Le constructeur automobile Stellantis a mis fin à l’assemblage de son modèle électrique Leapmotor T03 en Pologne. Cette décision soulève de nombreuses interrogations sur les choix industriels opérés pour contourner les règles d’attribution du bonus écologique en France.
Stellantis retire ses billes de Pologne : l’échec d’un contournement légal

Le 31 mars 2025 marque la fin d’un épisode dans la trajectoire de Stellantis. Le géant franco-italo-américain a cessé l’assemblage de la voiture électrique Leapmotor T03 dans son usine de Tychy, en Pologne. L’objectif était limpide : contourner la réglementation française sur le bonus écologique.

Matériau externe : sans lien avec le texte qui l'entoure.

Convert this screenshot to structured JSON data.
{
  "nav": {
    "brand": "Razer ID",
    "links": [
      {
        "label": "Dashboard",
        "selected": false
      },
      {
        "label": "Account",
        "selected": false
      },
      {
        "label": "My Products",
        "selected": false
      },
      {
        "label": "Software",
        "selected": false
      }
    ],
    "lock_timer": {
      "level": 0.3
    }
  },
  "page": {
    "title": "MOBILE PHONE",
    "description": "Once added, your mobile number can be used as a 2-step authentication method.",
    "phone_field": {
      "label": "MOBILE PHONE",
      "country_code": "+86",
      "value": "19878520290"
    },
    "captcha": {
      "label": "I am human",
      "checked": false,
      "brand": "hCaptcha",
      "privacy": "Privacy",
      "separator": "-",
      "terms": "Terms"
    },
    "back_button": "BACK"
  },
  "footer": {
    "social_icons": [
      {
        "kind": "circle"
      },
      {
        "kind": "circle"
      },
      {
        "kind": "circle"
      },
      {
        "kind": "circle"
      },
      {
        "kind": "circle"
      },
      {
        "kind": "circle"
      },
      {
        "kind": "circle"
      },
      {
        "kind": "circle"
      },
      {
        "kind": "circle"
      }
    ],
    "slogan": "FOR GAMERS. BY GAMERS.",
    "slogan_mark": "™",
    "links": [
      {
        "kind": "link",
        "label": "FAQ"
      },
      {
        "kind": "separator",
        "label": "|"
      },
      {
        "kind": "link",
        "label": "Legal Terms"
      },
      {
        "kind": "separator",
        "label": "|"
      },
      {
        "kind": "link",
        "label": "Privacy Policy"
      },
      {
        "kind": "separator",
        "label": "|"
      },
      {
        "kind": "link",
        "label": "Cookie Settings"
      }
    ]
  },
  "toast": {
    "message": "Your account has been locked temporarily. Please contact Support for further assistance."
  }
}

Mais entre un gouvernement déterminé à filtrer l’origine réelle des véhicules et un contexte géopolitique glissant, le groupe a dû remballer ses ambitions.

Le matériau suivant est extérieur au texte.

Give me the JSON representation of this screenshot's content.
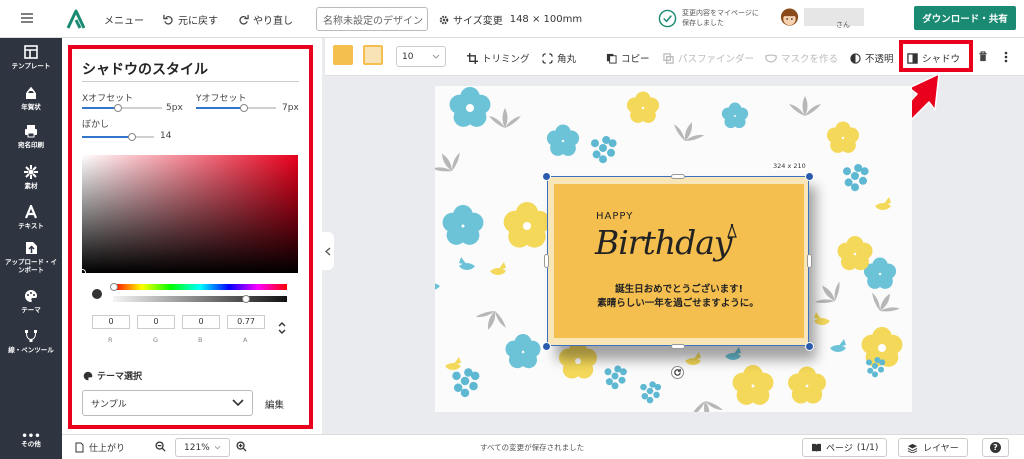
{
  "topbar": {
    "menu": "メニュー",
    "undo": "元に戻す",
    "redo": "やり直し",
    "design_name_placeholder": "名称未設定のデザイン",
    "size_change": "サイズ変更",
    "size_value": "148 × 100mm",
    "saved_line1": "変更内容をマイページに",
    "saved_line2": "保存しました",
    "user_suffix": "さん",
    "download": "ダウンロード・共有"
  },
  "sidebar": {
    "items": [
      {
        "label": "テンプレート",
        "icon": "template-icon"
      },
      {
        "label": "年賀状",
        "icon": "newyear-card-icon"
      },
      {
        "label": "宛名印刷",
        "icon": "printer-icon"
      },
      {
        "label": "素材",
        "icon": "material-icon"
      },
      {
        "label": "テキスト",
        "icon": "text-icon"
      },
      {
        "label": "アップロード・インポート",
        "icon": "upload-icon"
      },
      {
        "label": "テーマ",
        "icon": "palette-icon"
      },
      {
        "label": "線・ペンツール",
        "icon": "pen-tool-icon"
      },
      {
        "label": "その他",
        "icon": "more-icon"
      }
    ]
  },
  "shadow": {
    "title": "シャドウのスタイル",
    "x_offset_label": "Xオフセット",
    "x_offset_value": "5px",
    "x_offset_level": 0.45,
    "y_offset_label": "Yオフセット",
    "y_offset_value": "7px",
    "y_offset_level": 0.6,
    "blur_label": "ぼかし",
    "blur_value": "14",
    "blur_level": 0.7,
    "color": "#000000",
    "r": "0",
    "g": "0",
    "b": "0",
    "a": "0.77",
    "r_label": "R",
    "g_label": "G",
    "b_label": "B",
    "a_label": "A",
    "theme_label": "テーマ選択",
    "theme_value": "サンプル",
    "edit": "編集"
  },
  "toolbar": {
    "fill_color": "#f5bf4f",
    "secondary_color": "#f7e3b5",
    "font_size": "10",
    "trim": "トリミング",
    "corner": "角丸",
    "copy": "コピー",
    "pathfinder": "パスファインダー",
    "mask": "マスクを作る",
    "opacity": "不透明",
    "shadow": "シャドウ"
  },
  "canvas": {
    "card_size": "324 x 210",
    "happy": "HAPPY",
    "birthday": "Birthday",
    "message_line1": "誕生日おめでとうございます!",
    "message_line2": "素晴らしい一年を過ごせますように。",
    "card_color": "#f5bf4f"
  },
  "bottombar": {
    "finish": "仕上がり",
    "zoom": "121%",
    "status": "すべての変更が保存されました",
    "page": "ページ",
    "page_count": "(1/1)",
    "layer": "レイヤー",
    "help": "?"
  },
  "colors": {
    "accent": "#1a8a72",
    "highlight": "#e8001c",
    "sidebar_bg": "#2f3540",
    "slider": "#3275c9"
  }
}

Stellantis : fin de partie pour l’assemblage en Pologne
Dès le 31 mars, les chaînes de l’usine de Tychy ont cessé d’assembler la Leapmotor T03. Un arrêt qui n’a surpris que ceux qui croyaient encore à l’efficacité de la manœuvre. Le groupe avait misé sur une astuce bien rodée : importer des kits semi-finis de Chine et les assembler en Europe pour bénéficier des aides françaises à l’achat de véhicules électriques. Le gouvernement français l'a bien compris.
Dans un communiqué, Stellantis indique : « le groupe n'assemble plus le modèle T03 de Leapmotor à l'usine de Tychy, en Pologne, depuis le 30 mars ». L’entreprise affirme rester engagée sur la marque Leapmotor, mais reconnaît désormais « évaluer d'autres options de production ».
Stellantis, la Chine et la France : une stratégie entre lignes rouges
Pourquoi Stellantis a-t-il tenté cette opération depuis la Pologne ? Pour comprendre, il faut revenir au cœur du débat : le bonus écologique français, réformé au Journal Officiel en janvier 2025. Ce dernier impose désormais un éco-score environnemental basé sur l’ensemble du cycle de production du véhicule. Le simple fait d’assembler des pièces chinoises en Europe ne suffit plus à faire passer la voiture pour « européenne ».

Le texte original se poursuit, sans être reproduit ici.